The finding that advice on use of stop-smoking medication was rare is consistent with previous research [7, 8, 10]. However, there was one exception: A recently published study suggested that a reasonably large number of smoking cessation apps (41 out of 225 apps) assessed in the study discussed pharmaceutical products [11]. Based on the results from a majority of published studies, the advice on use of stop-smoking medication could be an important omission given that the use of, and adherence to, stop-smoking medication is typically low. Other research has found that adherence to smoking cessation medication was improved by means of a website-mediated intervention that increased cessation rates [42]. As found in other studies, use of other four BCTs was also relatively uncommon (lower estimates 17.9 to 50.5 %), which suggests that smoking cessation apps lack evidence-based content [711].

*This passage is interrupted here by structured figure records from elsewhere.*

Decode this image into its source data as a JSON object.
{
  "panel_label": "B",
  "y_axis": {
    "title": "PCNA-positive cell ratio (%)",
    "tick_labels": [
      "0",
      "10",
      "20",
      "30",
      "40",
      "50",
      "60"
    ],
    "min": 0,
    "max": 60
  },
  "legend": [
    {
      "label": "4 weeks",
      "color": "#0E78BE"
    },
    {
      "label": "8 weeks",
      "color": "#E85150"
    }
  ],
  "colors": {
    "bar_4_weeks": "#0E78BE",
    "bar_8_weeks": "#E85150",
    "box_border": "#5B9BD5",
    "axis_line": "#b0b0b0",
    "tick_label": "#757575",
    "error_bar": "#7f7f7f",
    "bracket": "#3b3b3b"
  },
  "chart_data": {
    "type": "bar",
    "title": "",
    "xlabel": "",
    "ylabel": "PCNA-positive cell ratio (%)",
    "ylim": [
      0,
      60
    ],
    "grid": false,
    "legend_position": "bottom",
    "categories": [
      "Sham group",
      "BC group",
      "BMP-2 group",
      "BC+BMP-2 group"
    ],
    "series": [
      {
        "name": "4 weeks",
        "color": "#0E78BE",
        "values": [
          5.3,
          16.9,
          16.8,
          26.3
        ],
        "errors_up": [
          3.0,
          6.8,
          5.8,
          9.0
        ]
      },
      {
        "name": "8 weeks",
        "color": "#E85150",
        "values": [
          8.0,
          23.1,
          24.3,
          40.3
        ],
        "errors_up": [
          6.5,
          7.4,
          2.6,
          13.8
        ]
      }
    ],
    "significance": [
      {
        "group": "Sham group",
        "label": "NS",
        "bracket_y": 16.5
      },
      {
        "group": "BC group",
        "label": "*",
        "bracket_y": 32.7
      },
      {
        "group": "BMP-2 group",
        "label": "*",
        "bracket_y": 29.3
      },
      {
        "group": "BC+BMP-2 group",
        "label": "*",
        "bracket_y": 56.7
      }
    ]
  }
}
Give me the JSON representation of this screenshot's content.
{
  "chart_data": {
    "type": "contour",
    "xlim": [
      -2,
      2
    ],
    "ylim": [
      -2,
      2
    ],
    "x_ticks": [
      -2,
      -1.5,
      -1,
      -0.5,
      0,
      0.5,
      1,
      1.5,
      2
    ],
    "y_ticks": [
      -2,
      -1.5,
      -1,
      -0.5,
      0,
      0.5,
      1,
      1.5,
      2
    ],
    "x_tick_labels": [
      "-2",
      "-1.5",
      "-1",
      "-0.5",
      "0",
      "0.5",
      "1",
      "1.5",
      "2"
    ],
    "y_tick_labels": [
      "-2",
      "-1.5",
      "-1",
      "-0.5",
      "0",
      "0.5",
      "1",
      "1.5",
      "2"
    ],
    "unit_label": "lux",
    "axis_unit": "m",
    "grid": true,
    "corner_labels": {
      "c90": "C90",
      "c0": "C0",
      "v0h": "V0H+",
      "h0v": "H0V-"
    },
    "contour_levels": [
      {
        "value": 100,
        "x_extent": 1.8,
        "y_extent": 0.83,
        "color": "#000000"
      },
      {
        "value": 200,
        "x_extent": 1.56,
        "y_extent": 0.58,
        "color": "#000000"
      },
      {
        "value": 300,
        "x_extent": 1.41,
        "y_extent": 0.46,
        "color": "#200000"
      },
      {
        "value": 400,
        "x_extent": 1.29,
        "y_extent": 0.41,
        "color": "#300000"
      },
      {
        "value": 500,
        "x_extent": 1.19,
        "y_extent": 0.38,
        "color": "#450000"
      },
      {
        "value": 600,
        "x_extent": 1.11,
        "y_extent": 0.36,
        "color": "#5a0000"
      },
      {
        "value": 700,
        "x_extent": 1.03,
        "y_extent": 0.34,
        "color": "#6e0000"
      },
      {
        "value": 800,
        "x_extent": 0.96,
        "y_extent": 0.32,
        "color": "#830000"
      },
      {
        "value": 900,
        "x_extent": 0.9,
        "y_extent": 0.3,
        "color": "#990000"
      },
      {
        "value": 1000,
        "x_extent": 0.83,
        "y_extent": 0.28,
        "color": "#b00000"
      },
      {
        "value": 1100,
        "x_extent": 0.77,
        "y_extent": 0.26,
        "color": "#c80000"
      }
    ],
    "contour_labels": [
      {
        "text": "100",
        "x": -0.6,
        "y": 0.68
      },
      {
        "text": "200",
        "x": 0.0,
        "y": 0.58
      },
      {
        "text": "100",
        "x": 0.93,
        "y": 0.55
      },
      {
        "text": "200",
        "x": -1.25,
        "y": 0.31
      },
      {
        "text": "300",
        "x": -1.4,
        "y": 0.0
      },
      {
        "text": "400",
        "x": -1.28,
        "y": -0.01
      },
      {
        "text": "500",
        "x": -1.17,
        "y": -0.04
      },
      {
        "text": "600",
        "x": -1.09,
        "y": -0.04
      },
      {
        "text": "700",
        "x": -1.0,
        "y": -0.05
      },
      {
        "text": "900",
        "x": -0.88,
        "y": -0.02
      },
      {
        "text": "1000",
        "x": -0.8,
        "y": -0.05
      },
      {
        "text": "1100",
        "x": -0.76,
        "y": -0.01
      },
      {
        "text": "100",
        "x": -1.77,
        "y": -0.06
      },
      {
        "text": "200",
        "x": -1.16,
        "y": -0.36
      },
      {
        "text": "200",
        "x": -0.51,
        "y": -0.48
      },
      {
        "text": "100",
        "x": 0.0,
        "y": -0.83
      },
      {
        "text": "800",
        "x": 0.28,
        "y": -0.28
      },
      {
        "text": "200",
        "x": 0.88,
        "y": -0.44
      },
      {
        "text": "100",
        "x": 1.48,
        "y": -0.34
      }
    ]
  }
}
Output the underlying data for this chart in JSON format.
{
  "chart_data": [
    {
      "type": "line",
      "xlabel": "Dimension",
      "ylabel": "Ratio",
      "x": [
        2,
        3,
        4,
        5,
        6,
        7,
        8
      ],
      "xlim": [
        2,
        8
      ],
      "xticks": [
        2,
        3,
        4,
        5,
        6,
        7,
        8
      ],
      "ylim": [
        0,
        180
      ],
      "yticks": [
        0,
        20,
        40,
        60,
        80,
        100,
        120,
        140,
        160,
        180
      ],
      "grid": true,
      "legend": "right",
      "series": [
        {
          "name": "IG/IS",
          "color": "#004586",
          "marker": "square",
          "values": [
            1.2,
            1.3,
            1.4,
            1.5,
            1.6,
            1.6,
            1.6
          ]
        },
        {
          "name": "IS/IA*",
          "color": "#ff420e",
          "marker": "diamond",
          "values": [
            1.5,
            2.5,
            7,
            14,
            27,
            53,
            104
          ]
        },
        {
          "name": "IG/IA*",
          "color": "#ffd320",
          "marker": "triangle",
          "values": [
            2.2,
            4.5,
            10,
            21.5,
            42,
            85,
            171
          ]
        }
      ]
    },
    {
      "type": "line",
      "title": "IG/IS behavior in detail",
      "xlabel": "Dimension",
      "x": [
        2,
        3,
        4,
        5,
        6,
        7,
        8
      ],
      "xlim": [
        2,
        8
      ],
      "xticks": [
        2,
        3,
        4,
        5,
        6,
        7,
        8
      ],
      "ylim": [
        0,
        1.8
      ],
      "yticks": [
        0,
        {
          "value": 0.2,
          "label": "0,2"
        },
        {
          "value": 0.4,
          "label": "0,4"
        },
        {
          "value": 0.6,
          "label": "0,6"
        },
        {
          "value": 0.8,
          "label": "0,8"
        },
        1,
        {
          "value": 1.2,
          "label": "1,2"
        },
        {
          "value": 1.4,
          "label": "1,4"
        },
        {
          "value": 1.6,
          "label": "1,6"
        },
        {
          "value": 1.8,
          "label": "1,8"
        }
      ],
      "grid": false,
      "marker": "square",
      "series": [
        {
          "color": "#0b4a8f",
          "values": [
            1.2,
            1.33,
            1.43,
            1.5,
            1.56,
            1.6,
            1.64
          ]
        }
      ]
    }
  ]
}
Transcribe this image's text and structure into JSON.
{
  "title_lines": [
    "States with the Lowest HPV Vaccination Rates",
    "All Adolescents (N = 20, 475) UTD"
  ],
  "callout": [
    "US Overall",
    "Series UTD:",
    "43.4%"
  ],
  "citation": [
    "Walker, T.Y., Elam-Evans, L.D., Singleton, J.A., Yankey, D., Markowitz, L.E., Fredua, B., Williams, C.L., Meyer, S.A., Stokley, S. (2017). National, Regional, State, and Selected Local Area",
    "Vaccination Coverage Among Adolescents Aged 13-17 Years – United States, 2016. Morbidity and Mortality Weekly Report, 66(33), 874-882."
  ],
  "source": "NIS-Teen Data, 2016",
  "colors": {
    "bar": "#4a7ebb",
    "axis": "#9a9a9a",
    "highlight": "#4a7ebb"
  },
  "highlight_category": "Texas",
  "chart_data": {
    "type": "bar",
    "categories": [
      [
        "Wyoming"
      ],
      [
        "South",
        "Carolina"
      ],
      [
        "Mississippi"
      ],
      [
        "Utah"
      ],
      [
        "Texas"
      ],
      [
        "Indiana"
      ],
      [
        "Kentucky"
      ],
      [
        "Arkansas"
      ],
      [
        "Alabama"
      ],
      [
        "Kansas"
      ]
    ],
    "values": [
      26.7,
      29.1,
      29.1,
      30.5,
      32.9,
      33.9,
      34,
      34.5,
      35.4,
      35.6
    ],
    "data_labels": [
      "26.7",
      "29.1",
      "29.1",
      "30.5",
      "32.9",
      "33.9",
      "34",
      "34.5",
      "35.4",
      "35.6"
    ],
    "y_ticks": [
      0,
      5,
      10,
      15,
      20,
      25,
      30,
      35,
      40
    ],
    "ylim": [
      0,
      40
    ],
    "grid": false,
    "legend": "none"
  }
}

The fact that the apps, on an average, contained a relatively high proportion of engagement and ease-of-use features suggests that the designers were paying attention to issues such as high attrition rates. However, even if an app is engaging and easy to use does not necessarily mean that it will be effective for smoking cessation or for other health behaviour changes. For example, with fitness and weight loss apps, evidence suggests that popularity and usage are not related to effectiveness [43]. Scientific research into ‘health and fitness’ apps is at a very early stage, and this study is an initial but necessary step in the process of finding out how these apps should be designed for maximum effect.

Limitations

One limitation of this study was that only Apple’s iPhone apps were evaluated. It seems unlikely that inclusion of Android apps would have substantially altered the assessment of coding reliability (as most of the apps are identical for iPhones as well as for Android phones). However, there may be some differences between apps available on iPhones and on Android phones in terms of design and functionality. A second limitation is that the coding only noted the presence or absence of BCTs, engagement and ease-of-use features. It is much more challenging to assess the extent of use of these features or their quality, even though both of these may play a major role in app effectiveness. This is an important area for future research. A third limitation is that while every effort was made to select relevant features, we may have missed some features that are crucial, in terms of content, effectiveness and engagement. For example, we did not code content features, which offered additional support or elicited users’ views. When the coding system is used to predict outcomes and actual engagement, it will be important to consider additional elements that might be relevant. A fourth limitation is that only two coders were used. This is a standard practice for BCT reliability studies. The coders were not selected to be experts and received little training and induction, it suggests that the system could be widely used. However, in future studies, it would be useful to examine whether a brief training curriculum provided to coders in using the smoking-specific taxonomy would maximise the reliability and confidence of using the taxonomy between coders. Furthermore, the inter-rater reliability was only moderate. This may be improved by putting a training programme in place. A fifth limitation is that the apps coded were the ones that were available in 2012. This is a rapidly developing space, and it will be interesting to see whether the developments in this area will lead future apps to become more evidence-based.

Summary

In summary, this study found that it is possible to identify potentially useful BCTs in smoking cessation smartphone apps with fair to high inter-rater reliability and that it is possible to identify engagement and ease-of-use with high reliability. Smoking cessation apps available on the Apple app store in 2012 tended to focus on supporting identity change and rewarding abstinence (usually praise), while a very few of those apps made reference to stop-smoking medication.